Londra’daki bir düşünce kuruluşu olan Chatham House’un Orta Doğu ve Kuzey Afrika programından yardımcı araştırmacı Lina Al-Khatib, Suriye’nin güvenlik servislerinin ve korkunç hapishanelerinin yalnızca Esad muhaliflerini izole etmek için değil, aynı zamanda korku yaymak için de çalıştığını söyledi. halkının arasında.

Al-Khatib, “Esad’ın kötü şöhretli hapishanelerinden birine atılma endişesi, Suriyeliler arasında yaygın bir güvensizlik hali yarattı.” dedi. “Esad, kontrolünü sürdürmek ve siyasi muhalefeti ezmek için bu korku kültürünü besledi.”

İzle | Esad’ın devrilmesinden sonra Suriye nasıl görünecek?:

ywAAAAAAQABAAACAUwAOw==

Beşar Esad rejimi düştü: Suriye’yi sırada ne bekliyor?

Suriye hükümeti Pazar günü erken saatlerde çöktü. CBC’den Briar Stewart, olanları ve bunun ülkenin geleceği ve Orta Doğu’daki çatışma açısından ne anlama gelebileceğini açıklıyor.
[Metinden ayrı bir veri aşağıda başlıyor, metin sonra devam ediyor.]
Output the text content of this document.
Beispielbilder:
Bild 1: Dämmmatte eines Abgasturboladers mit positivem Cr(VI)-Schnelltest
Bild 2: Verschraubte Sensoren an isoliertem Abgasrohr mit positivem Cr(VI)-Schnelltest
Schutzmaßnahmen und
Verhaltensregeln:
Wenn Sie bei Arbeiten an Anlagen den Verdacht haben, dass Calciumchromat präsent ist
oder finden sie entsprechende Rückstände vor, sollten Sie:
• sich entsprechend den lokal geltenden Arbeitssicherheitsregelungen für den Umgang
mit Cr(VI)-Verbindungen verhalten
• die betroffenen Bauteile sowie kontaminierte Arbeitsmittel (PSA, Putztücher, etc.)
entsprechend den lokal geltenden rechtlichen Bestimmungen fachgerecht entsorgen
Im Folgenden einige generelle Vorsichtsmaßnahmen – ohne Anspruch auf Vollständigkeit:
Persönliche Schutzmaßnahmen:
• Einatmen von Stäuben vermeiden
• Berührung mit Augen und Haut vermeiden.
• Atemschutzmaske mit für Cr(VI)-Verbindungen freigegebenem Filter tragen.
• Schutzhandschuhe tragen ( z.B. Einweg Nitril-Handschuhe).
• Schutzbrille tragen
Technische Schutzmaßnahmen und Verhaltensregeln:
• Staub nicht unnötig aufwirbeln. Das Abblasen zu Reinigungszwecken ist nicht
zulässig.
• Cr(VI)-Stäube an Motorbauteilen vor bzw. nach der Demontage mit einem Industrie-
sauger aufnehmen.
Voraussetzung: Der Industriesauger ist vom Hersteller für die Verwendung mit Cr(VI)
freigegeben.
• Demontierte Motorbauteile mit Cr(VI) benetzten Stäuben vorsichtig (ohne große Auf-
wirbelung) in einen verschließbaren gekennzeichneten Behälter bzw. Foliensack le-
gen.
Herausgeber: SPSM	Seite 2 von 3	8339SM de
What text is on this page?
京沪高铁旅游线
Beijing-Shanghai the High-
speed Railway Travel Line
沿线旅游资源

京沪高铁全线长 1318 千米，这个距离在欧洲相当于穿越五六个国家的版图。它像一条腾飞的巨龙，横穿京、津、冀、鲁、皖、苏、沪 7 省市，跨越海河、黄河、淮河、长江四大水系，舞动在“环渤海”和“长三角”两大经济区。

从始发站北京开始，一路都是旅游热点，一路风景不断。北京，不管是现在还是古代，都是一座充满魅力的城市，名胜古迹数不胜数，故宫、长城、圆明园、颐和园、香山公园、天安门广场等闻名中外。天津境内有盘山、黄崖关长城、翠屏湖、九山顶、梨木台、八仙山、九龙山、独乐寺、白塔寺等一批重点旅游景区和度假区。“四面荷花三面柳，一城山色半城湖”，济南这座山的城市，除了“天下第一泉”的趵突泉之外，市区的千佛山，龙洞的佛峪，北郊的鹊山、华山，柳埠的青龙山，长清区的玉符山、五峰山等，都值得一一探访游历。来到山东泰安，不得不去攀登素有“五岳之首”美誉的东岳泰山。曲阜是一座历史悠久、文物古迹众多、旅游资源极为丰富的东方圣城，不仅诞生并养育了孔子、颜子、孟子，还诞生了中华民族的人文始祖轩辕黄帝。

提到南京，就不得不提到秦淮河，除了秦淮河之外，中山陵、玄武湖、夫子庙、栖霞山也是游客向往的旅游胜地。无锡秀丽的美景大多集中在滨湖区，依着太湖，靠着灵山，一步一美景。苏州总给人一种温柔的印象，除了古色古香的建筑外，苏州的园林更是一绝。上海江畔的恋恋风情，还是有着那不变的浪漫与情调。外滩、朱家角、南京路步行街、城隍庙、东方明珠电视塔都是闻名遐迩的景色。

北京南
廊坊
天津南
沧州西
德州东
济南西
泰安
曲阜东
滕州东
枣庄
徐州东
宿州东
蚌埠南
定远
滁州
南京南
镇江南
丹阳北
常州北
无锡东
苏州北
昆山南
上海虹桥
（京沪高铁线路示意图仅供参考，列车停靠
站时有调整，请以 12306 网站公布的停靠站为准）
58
Şam’ın kuzeyinde, “insan mezbahası” olarak bilinen Saydnaya askeri hapishanesinde tutuklu kadınlar, bazıları çocuklarıyla birlikte, erkekler hücre kapılarının kilitlerini kırarken çığlık attılar. Uluslararası Af Örgütü ve diğer kuruluşlar, Saydnaya’da her hafta onlarca kişinin gizlice infaz edildiğini söylüyor ve 2011 ile 2016 yılları arasında 13.000 kadar Suriyelinin öldürüldüğünü tahmin ediyor.

“Korkmayın… Beşar Esad düştü! Neden korkuyorsunuz?” Bir isyancı, kadın gruplarını küçük, kalabalık hücrelerinden çıkarmaya çalışırken şunları söyledi.
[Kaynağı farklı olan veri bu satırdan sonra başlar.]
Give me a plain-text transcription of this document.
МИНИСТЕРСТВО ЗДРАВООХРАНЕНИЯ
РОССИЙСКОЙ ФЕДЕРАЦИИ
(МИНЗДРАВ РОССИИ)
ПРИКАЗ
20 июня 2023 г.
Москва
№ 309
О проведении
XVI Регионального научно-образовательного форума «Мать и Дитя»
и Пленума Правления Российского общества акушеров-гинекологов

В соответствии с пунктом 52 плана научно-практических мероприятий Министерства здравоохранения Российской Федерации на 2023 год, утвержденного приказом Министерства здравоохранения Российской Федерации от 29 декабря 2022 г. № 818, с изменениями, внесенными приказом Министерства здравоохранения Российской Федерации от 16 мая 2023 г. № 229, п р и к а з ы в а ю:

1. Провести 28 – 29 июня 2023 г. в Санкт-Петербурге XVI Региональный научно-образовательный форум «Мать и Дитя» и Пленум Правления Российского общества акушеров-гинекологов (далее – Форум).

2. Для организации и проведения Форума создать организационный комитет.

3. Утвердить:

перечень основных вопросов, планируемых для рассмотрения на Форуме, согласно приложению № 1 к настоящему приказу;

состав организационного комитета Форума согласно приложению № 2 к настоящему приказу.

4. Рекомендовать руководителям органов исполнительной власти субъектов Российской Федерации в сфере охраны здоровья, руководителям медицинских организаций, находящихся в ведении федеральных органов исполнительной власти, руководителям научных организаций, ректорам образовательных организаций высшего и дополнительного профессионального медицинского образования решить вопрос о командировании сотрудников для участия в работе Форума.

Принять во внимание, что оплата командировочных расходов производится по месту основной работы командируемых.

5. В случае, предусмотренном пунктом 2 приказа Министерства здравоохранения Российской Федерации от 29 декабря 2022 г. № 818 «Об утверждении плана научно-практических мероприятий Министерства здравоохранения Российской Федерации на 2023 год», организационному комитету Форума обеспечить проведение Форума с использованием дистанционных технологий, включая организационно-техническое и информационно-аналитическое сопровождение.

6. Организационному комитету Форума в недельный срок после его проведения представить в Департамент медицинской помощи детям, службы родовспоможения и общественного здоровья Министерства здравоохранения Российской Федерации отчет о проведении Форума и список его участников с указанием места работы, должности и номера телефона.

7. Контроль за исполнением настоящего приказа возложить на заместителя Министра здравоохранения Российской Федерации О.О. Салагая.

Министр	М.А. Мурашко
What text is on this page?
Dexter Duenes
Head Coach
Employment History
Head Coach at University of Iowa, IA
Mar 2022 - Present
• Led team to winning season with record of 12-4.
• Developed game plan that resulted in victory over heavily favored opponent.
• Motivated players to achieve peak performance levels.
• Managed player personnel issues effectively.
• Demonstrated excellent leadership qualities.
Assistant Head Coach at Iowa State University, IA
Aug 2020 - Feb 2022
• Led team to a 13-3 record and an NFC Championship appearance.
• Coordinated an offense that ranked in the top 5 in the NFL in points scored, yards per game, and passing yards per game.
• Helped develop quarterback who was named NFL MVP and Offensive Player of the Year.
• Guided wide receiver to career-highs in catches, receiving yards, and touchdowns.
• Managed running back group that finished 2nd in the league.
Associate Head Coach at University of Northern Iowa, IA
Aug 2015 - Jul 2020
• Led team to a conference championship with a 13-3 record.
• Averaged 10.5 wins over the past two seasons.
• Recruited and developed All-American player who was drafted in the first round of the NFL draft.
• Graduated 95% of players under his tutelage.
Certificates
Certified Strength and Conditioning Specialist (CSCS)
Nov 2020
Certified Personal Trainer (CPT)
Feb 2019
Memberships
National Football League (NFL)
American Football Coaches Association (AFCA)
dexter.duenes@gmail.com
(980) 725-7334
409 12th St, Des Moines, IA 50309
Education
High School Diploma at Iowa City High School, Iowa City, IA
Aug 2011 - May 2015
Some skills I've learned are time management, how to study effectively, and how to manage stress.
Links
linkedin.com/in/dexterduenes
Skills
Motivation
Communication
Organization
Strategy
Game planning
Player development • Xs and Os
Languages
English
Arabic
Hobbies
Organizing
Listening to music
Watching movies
İngiltere merkezli muhalefet yanlısı savaş gözlemcisi Suriye İnsan Hakları Gözlemevi’nden Rami Abdel Rahman, şu ana kadar on binlerce tutuklunun serbest bırakıldığını söyledi.

Son 10 gün içinde isyancılar Şam’ın yanı sıra Halep, Humus ve Hama gibi şehirlerdeki tutukluları da serbest bıraktı.
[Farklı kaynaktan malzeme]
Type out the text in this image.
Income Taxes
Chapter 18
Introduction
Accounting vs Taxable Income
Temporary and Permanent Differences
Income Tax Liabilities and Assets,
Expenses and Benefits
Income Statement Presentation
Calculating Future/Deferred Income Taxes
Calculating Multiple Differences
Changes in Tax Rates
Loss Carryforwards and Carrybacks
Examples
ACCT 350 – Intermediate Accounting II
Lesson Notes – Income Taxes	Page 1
Aileler sevdiklerini sabırsızlıkla bekliyor

Üç yıl boyunca gözaltında tutulan ve sürekli işkenceye maruz kalan Omar Al-Shaghri, Suriye’deki evinden onlarca tutuklunun kaçtığını gösteren videoları hayranlıkla izledi.

Şu anda İsveç ve ABD’de yaşayan insan hakları savunucusu Al-Shaghri, Associated’e şunları söyledi: “Dünyadaki yüz demokratik ülke onlara yardım etmek için hiçbir şey yapmadı ve şimdi bazı askeri gruplar birbiri ardına düşüp hapishanelere saldırdı.” Basmak.

Bu arada tutuklu ve kayıp aileleri de Esad rejiminin düşüş kutlamalarına katılmadı. Bunun yerine, sevdiklerinin orada olmasını umarak cezaevleri ve emniyet şube merkezlerinin önünde beklediler.

Şu anda sıkıntılı olan ülkeyi yönetecek yeni gelenlerden büyük beklentileri vardı.

Bassam Al-Masry, “Oğlumu cezaevi dışında görene ve nerede olduğunu öğrenene kadar bu mutluluk tamamlanmayacak.” “İki saattir onu arıyorum. 13 yıldır tutuklu.”

Kalabalık bir hapishanenin kapısına giriyor.
Kalabalıklar Suriye’nin Şam kentinin dışındaki Saydnaya Hapishanesi’nin kapılarına giriyor. (Ali Hac Salima/Getty Images)

Kalabalıklar Şam Adalet Divanı önünde toplanırken isyancılar kaosu kontrol etmeye çalıştı.

AP’ye konuşurken yalnızca adını veren Heba, 2011 yılında çalıntı araba ihbarında bulunurken tutuklanan ve o zamandan beri ortalıkta görünmeyen erkek ve eniştesini aradığını söyledi.

Annesinin kuzeni de ortadan kaybolan Heba, “Bizden çok şey aldılar” dedi. “Onlar hakkında hiçbir şey bilmiyoruz… onlar [the Assad government] Yüreğimizi yaktı.”